Commentaire audio avec le réalisateur Shinji Aramaki et le producteur Fumihiko Sori
Le commentaire se compose en grande partie du producteur et de la réalisatrice qui a parlé de la façon dont le processus était
laborieux, en utilisant l'application toon shader et en ayant constamment besoin d'ajuster les choses dans un horaire serré.
De temps en temps, ils réfléchissent sur une scène et expliquent ensuite comment ils devaient capturer le bon ton et si un 
personnage se comportait aussi bien qu'ils l'espéraient. Il y avait des moments où certaines prises étaient jugées inutiles
et les animations devaient être réparées à partir de zéro entre autres choses; ici beaucoup d'éloges est donné à l'équipe 
d'animation.

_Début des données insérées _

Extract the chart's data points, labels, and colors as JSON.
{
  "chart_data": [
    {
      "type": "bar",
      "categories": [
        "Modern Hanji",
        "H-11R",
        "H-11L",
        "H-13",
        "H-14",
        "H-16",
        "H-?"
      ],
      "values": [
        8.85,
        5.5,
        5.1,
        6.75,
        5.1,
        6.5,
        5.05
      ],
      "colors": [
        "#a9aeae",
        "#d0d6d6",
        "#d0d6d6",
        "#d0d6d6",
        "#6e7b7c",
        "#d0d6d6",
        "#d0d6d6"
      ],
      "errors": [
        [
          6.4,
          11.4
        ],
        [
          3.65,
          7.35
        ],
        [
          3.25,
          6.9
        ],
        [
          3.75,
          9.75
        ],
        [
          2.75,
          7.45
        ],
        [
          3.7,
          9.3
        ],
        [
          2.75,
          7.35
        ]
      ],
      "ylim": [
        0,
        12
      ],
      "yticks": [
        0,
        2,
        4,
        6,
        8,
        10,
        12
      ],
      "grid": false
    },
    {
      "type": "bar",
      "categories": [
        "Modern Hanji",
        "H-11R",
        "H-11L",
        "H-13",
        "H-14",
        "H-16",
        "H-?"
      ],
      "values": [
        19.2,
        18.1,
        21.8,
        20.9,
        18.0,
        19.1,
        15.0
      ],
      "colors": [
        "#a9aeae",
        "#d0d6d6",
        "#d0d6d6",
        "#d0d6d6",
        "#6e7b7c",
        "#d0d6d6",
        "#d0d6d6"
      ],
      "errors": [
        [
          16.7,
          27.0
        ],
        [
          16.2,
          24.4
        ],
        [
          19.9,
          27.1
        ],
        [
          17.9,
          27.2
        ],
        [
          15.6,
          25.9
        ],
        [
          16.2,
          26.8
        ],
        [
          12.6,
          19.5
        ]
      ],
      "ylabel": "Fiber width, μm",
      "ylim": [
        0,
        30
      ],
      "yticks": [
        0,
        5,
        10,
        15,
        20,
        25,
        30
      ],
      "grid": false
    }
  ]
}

La paire parle d'essayer d'intégrer autant de l'histoire que possible en plus de plusieurs changements qu'ils ont
décidé afin de permettre aux choses de progresser plus facilement. Ils semblent fiers de la façon dont l'histoire a été traitée,
tout en ayant quelques réserves mineures sur certains domaines de l'animation. Bien que cela commence bien, il y a une légère
répétition par la suite, mais il y a une bonne quantité de commentaires intéressants.
Indicateurs de musique avec des scènes
C'est une chance de voir chaque scène comportant un numéro musical en tant que pièce séparée. C'est un peu inutile et aurait
été mieux remplacé par une bonne liste de bandes sonores.

Profils du personnel
Bien qu'il soit bref, il s'agit d'une bonne collection de mini-biographies appartenant au créateur Masamune Shirow, au
réalisateur Shinji Aramaki, au producteur Fumihiko Sori, au réalisateur Yusaku Toyoshima, au réalisateur Yasuhiro Ohtsuka
et au compositeur Tetsuya Takahashi.

"Appleseed" Original Soundtrack CM
C'est un spot télévisé de 30 secondes, faisant la promotion de la sortie de la bande-son.

Aperçu de Geneon
Introductions pour d'autres titres de Geneon qui incluent Samurai Champloo, Tenjho Tenge, Fafner, Gankutsuou, agent
de Paranoia et Kyo Kara Maoh!
Global

Appleseed marque une nouvelle ère dans l'animation; C'est un travail magnifique, pas deux façons de le faire.
Le médium a été révolutionné et les artistes CG vont maintenant trouver de nouvelles façons de se surpasser les uns
les autres à l'avenir. N'importe quel fan d'anime se doit de le voir, et bien qu'il puisse être salué comme un
chef-d'œuvre, ce serait pour des raisons évidentes; mais aucune quantité de beaux yeux ne peut empêcher le fait
que ce que nous finissons avec est un complot très standardisé et non-impliquant (même si vous n'avez pas lu le Manga
ou si vous n'avez jamais vu ou lu une histoire sur l'existence humaine et la philosophie), dérivé des écrits beaucoup
plus grands de Shirow. Toujours, rouler sur la suite. Le bar a été élevé.